I never thought I’d requote the NAR’s Larry Yun, but quite by accident he really got it right this one time:
Either a strong pent-up demand will show in the upcoming months, or there is a lack of confidence that is keeping buyers from this major expenditure.
Unfortunately for Jay Powell, this thought process applies to a lot more than housing or even consumers. It is doubly true for businesses. The most concerning aspect of the GDP report continues to be a slowdown in private non-residential fixed investment (PNRFI), better known as capital expenditures or capex.
For the first time since the trough of the Euro$ #3 downturn, PNRFI was negative Q/Q in Q2 2019. Not only that, businesses are following what is a clear and established pattern.
It is the domestic component to what is already a pretty-well (though belatedly) established chain-of-events. Issues in the financial system, meaning liquidity, tend to hit capital-intensive sectors first and most. Capex is sensitive and susceptible.
That’s why PNRFI turned negative in Q1 2015 ahead of what would be a substantial downturn.
The larger problem, however, remains exactly the same. There is no accounting for the real baseline condition. No matter what GDP is or is not in each quarter, the mainstream perception is an economy that may be experiencing some small and temporary issues though it is otherwise in very good shape.
No one can really tell what Fed officials are talking about with R*. When you break it down, though, it’s pretty simple:
This is where the analogy [of central banks as auto repair shops] fits best; if something “needs” to be repaired for a prolonged period of time the person or group conducting the repairs really doesn’t know what’s wrong or how to fix it.
Not so, says the monetary mechanic. The counterpoint is the status of the vehicle undergoing examination. You may see a fine and workable economic automobile with low mileage and little wear. But to top mechanic Draghi [or Powell], what you’ve brought to him is an old, dilapidated piece of junk held together by duct tape and chewing gum.
Of course it needs constant maintenance.
This is the essence of the argument, the pseudo-intellectual foundation of what’s called R* (or R-star).
This lack of understanding contributes substantially to economic confusion – how come a healthy economy can never seem to sustain itself. Why aren’t 4% quarters the norm, and 2% quarters the rarity they used to be?

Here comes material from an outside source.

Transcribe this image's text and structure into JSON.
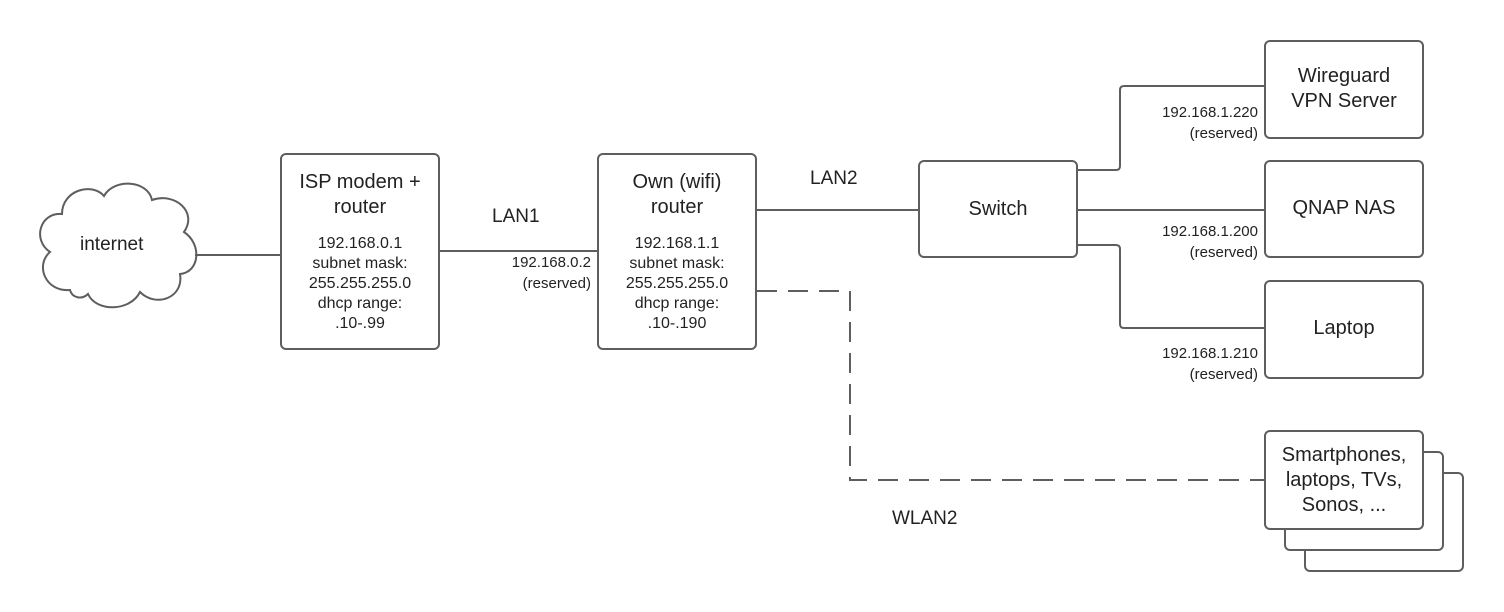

In the absence of any explanation, because officially none is required, the economy an old junker car in need of constant maintenance, people are increasingly filling in the blanks with their own perceptions; and then acting on them politically and socially.
Had the Great “Recession” been an actual recession Real GDP in Q2 2019 would have been somewhere close to $23.9 trillion. Instead, the preliminary estimate is a “record high” just above $19.0 trillion for the first time. There’s an incalculable level of anger and dissatisfaction inside that incomprehensible almost $5 trillion gap.
While that’s a bigger picture problem, the more immediate concern is one of vulnerability. As the FOMC has been quick to point out, the fundamentals of the economy are strong and the US economy is only experiencing temporary “cross currents.” In other words, it is strong enough to withstand them, a little boost from a rate cut or two just to make sure.
Seeing the economy this other way, the more appropriate way, its vulnerabilities rather than strengths stand out. Starting with capex and getting into what real estate might say about those fundamentals in terms of consumer spending.
In the parlance of central bankers, the balance of risks is tilted to the downside regardless of the cross currents. The cross currents are this tilting; they already appear under the headlines. A couple more benchmarks and they might show up better in the topline GDP figures, too.